Según estas mismas fuentes, se conocen hasta 60 puntos donde se están produciendo consumos energéticos a escala industrial. "La compañía ha intentado hasta en cuatro ocasiones en un solo día levantar la red y es tal la sobrecarga ilegal que, automáticamente, saltaba y volvían a quedarse sin suministro. Ya es un problema de seguridad ciudadana".

Sin contadores

Naturgy también ha explicado por carta que "en los sectores V y VI de la Cañada Real existen únicamente cuatro clientes debidamente dados de alta en UFD", la distribuidora de la energética, "que contrastan con las informaciones que se barajan que indican alrededor de 1.500 conexiones que no podemos comprobar".

Por eso, ya no solo es un problema de datos sino que desde hace años la red eléctrica de la zona está casi exclusivamente constituida por instalaciones ilegales. Están en un estado muy precario y suponen un riesgo grave para la integridad física de las personas. También pueden provocar también incidentes graves en las construcciones e instalaciones de la zona. 

"UFD no ha cortado el suministro eléctrico en la zona de la Cañada Real, que no ha reclamado ningún tipo de compensación económica, sencillamente porque sólo tiene 4 conexiones dadas de alta y que es la normativa vigente la que le impide intervenir unilateralmente a UFD sin la autorización de las Administraciones correspondientes".

Buscar una solución

La falta de suministro eléctrico, precisamente en estos meses tan fríos, necesita una solución urgente. El problema que están provocando las plantaciones de marihuana al final lo sufren los más vulnerables, las familias que no les queda otra que vivir allí. 

Por eso, la compañía les ha transmitido a los responsables políticos su firme voluntad de colaborar en cualquier acción de carácter social que adopten las Administraciones para paliar la situación de los habitantes de la zona de forma inmediata, máxime teniendo en cuenta las condiciones meteorológicas de estos días.

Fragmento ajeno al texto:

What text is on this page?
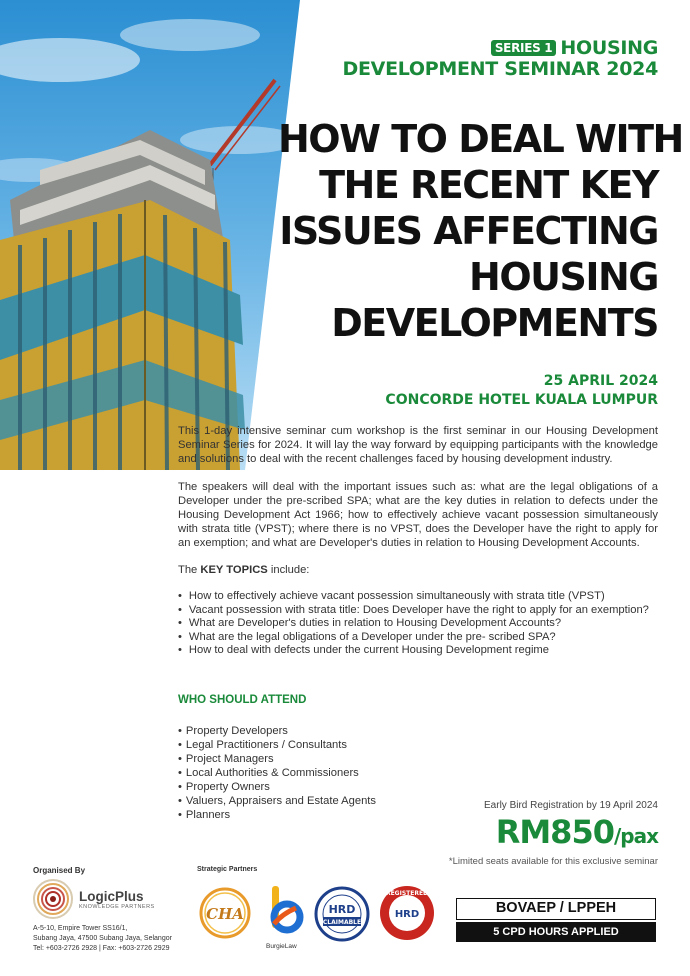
SERIES 1 HOUSING
DEVELOPMENT SEMINAR 2024
HOW TO DEAL WITH
THE RECENT KEY
ISSUES AFFECTING
HOUSING
DEVELOPMENTS
25 APRIL 2024
CONCORDE HOTEL KUALA LUMPUR
This 1-day intensive seminar cum workshop is the first seminar in our Housing Development Seminar Series for 2024. It will lay the way forward by equipping participants with the knowledge and solutions to deal with the recent challenges faced by housing development industry.
The speakers will deal with the important issues such as: what are the legal obligations of a Developer under the pre-scribed SPA; what are the key duties in relation to defects under the Housing Development Act 1966; how to effectively achieve vacant possession simultaneously with strata title (VPST); where there is no VPST, does the Developer have the right to apply for an exemption; and what are Developer's duties in relation to Housing Development Accounts.
The KEY TOPICS include:
• How to effectively achieve vacant possession simultaneously with strata title (VPST)
• Vacant possession with strata title: Does Developer have the right to apply for an exemption?
• What are Developer's duties in relation to Housing Development Accounts?
• What are the legal obligations of a Developer under the pre- scribed SPA?
• How to deal with defects under the current Housing Development regime
WHO SHOULD ATTEND
• Property Developers
• Legal Practitioners / Consultants
• Project Managers
• Local Authorities & Commissioners
• Property Owners
• Valuers, Appraisers and Estate Agents
• Planners
Early Bird Registration by 19 April 2024
RM850/pax
*Limited seats available for this exclusive seminar
Organised By
LogicPlus
KNOWLEDGE PARTNERS
A-5-10, Empire Tower SS16/1,
Subang Jaya, 47500 Subang Jaya, Selangor
Tel: +603-2726 2928 | Fax: +603-2726 2929
Strategic Partners
CHA
BurgieLaw
HRD
CLAIMABLE
REGISTERED
HRD	BOVAEP / LPPEH
5 CPD HOURS APPLIED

También propone buscar soluciones definitivas para estabilizar el suministro eléctrico en la zona que aseguren que las instalaciones se conecten en condiciones de seguridad y con las preceptivas autorizaciones administrativas.

Se pone "a disposición de las autoridades para realizar cualquier tipo de intervención urgente que resuelva el origen de las sobrecargas para poder estabilizar el suministro a corto plazo".